Dr. Anne Sophie Champod

I graduated with a Bachelor of Science in Psychology at the Université de Montréal during which I became interested in a variety of basic and applied topics within the field of neuropsychology. I went on to complete a PhD in Clinical Psychology at McGill University. In Dr. Michael Petrides’ laboratory at the Montreal Neurological Institute, I conducted fMRI studies showing a dissociation in the roles of the prefrontal and posterior parietal cortex in working memory processes. Additionally, my doctoral research included a collaborative project aimed at transferring developments in functional neuroimaging of high-order cognitive functions to the evaluation of patients with brain tumours who are candidates for brain tumour removal. Throughout my doctoral studies, I completed clinical practica mainly in pre- and post-operative neuropsychological assessment of surgical patients with epilepsy and brain tumours. My clinical internship was completed at the University of Manitoba in the Neuropsychology and Rehabilitation Stream working with stroke and other neurological populations.

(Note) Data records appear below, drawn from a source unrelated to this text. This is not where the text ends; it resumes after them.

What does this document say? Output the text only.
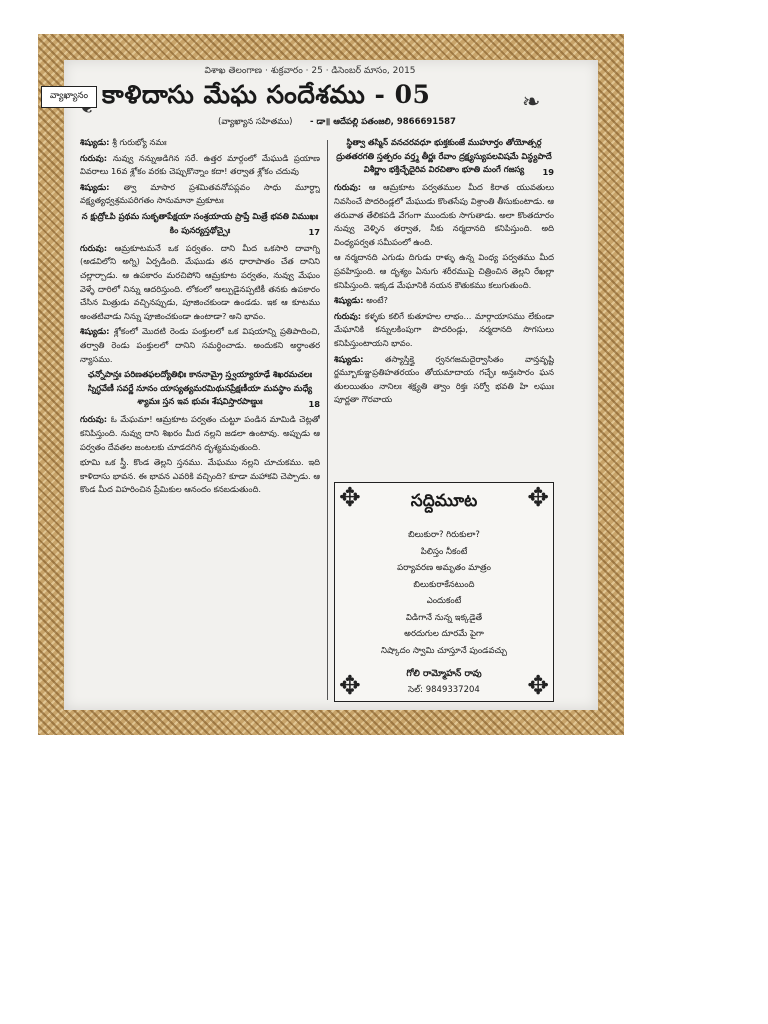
❧
విశాఖ తెలంగాణ · శుక్రవారం · 25 · డిసెంబర్ మాసం, 2015
వ్యాఖ్యానం కాళిదాసు మేఘ సందేశము - 05
(వ్యాఖ్యాన సహితము) - డా॥ ఆదేపల్లి పతంజలి, 9866691587

శిష్యుడు: శ్రీ గురుభ్యో నమః

గురువు: నువ్వు నన్నుఅడిగిన సరే. ఉత్తర మార్గంలో మేఘుడి ప్రయాణ వివరాలు 16వ శ్లోకం వరకు చెప్పుకొన్నాం కదా! తర్వాత శ్లోకం చదువు

శిష్యుడు: త్వా మాసార ప్రశమితవనోపప్లవం సాధు మూర్ధ్నా వక్ష్యత్యధ్వశ్రమపరిగతం సానుమానా మ్రకూటః

న క్షుద్రోఽపి ప్రథమ సుకృతాపేక్షయా సంశ్రయాయ ప్రాప్తే మిత్రే భవతి విముఖః కిం పునర్యస్తథోచ్చైః	17

గురువు: ఆమ్రకూటమనే ఒక పర్వతం. దాని మీద ఒకసారి దావాగ్ని (అడవిలోని అగ్ని) ఏర్పడింది. మేఘుడు తన ధారాపాతం చేత దానిని చల్లార్చాడు. ఆ ఉపకారం మరచిపోని ఆమ్రకూట పర్వతం, నువ్వు మేఘం వెళ్ళే దారిలో నిన్ను ఆదరిస్తుంది. లోకంలో అల్పుడైనప్పటికీ తనకు ఉపకారం చేసిన మిత్రుడు వచ్చినప్పుడు, పూజించకుండా ఉండడు. ఇక ఆ కూటము అంతటివాడు నిన్ను పూజించకుండా ఉంటాడా? అని భావం.

శిష్యుడు: శ్లోకంలో మొదటి రెండు పంక్తులలో ఒక విషయాన్ని ప్రతిపాదించి, తర్వాతి రెండు పంక్తులలో దానిని సమర్థించాడు. అందుకని అర్థాంతర న్యాసము.

ఛన్నోపాన్తః పరిణతఫలద్యోతిభిః కాననామ్రై స్త్వయ్యారూఢే శిఖరమచలః స్నిగ్ధవేణీ సవర్ణే నూనం యాస్యత్యమరమిథునప్రేక్షణీయా మవస్థాం మధ్యే శ్యామః స్తన ఇవ భువః శేషవిస్తారపాణ్డుః	18

గురువు: ఓ మేఘమా! ఆమ్రకూట పర్వతం చుట్టూ పండిన మామిడి చెట్లతో కనిపిస్తుంది. నువ్వు దాని శిఖరం మీద నల్లని జడలా ఉంటావు. అప్పుడు ఆ పర్వతం దేవతల జంటలకు చూడదగిన దృశ్యమవుతుంది.

భూమి ఒక స్త్రీ. కొండ తెల్లని స్తనము. మేఘము నల్లని చూచుకము. ఇది కాళిదాసు భావన. ఈ భావన ఎవరికి వచ్చింది? కూడా మహాకవి చెప్పాడు. ఆ కొండ మీద విహరించిన ప్రేమికుల ఆనందం కనబడుతుంది.

స్థిత్వా తస్మిన్ వనచరవధూ భుక్తకుంజే ముహూర్తం తోయోత్సర్గ ద్రుతతరగతి స్తత్పరం వర్త్మ తీర్ణః రేవాం ద్రక్ష్యస్యుపలవిషమే విన్ధ్యపాదే విశీర్ణాం భక్తిచ్ఛేదైరివ విరచితాం భూతి మంగే గజస్య	19

గురువు: ఆ ఆమ్రకూట పర్వతముల మీద కిరాత యువతులు నివసించే పొదరిండ్లలో మేఘుడు కొంతసేపు విశ్రాంతి తీసుకుంటాడు. ఆ తరువాత తేలికపడి వేగంగా ముందుకు సాగుతాడు. అలా కొంతదూరం నువ్వు వెళ్ళిన తర్వాత, నీకు నర్మదానది కనిపిస్తుంది. అది వింధ్యపర్వత సమీపంలో ఉంది.

ఆ నర్మదానది ఎగుడు దిగుడు రాళ్ళు ఉన్న వింధ్య పర్వతము మీద ప్రవహిస్తుంది. ఆ దృశ్యం ఏనుగు శరీరముపై చిత్రించిన తెల్లని రేఖల్లా కనిపిస్తుంది. ఇక్కడ మేఘానికి నయన కౌతుకము కలుగుతుంది.

శిష్యుడు: అంటే?

గురువు: కళ్ళకు కలిగే కుతూహల లాభం... మార్గాయాసము లేకుండా మేఘానికి కన్నులకింపుగా పొదరిండ్లు, నర్మదానది సొగసులు కనిపిస్తుంటాయని భావం.

శిష్యుడు: తస్యాస్తిక్తై ర్వనగజమదైర్వాసితం వాన్తవృష్టి ర్జమ్బూకుఞ్జప్రతిహతరయం తోయమాదాయ గచ్ఛేః అన్తఃసారం ఘన తులయితుం నానిలః శక్ష్యతి త్వాం రిక్తః సర్వో భవతి హి లఘుః పూర్ణతా గౌరవాయ

✥	✥
✥	✥
సద్దిమూట
బిలుకురా? గిరుకులా?
పిలిస్తం నీకంటే
పర్యావరణ అమృతం మాత్రం
బిలుకురాకేనటుంది
ఎందుకంటే
విడిగానే నున్న ఇక్కడైతే
అరదుగుల దూరమే పైగా
నిష్కాదం స్వామి చూస్తూనే పుండవచ్చు
గోలి రామ్మోహన్ రావు
సెల్: 9849337204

Over the years, my research and clinical activities have increased my awareness of the critical need for the development of scientifically-based assessment and intervention tools in neuropsychological rehabilitation. My resulting interest in rehabilitation research has prompted me to pursue postdoctoral studies at Dalhousie University focused on developing evidence-based cognitive retraining interventions in stroke patients. More specifically, my current postdoctoral research in the Cognitive Health and Recovery Research Laboratory (supervisor: Dr. Gail Eskes) focuses on the development of interventions targeting spatial attention skills that are frequently affected in stroke. I am also involved in projects looking at other stroke-related topics, such as cognitive predictors of stroke outcomes, and effects of hypoxia on working memory as a model for sleep apnea, a common comorbidity in stroke.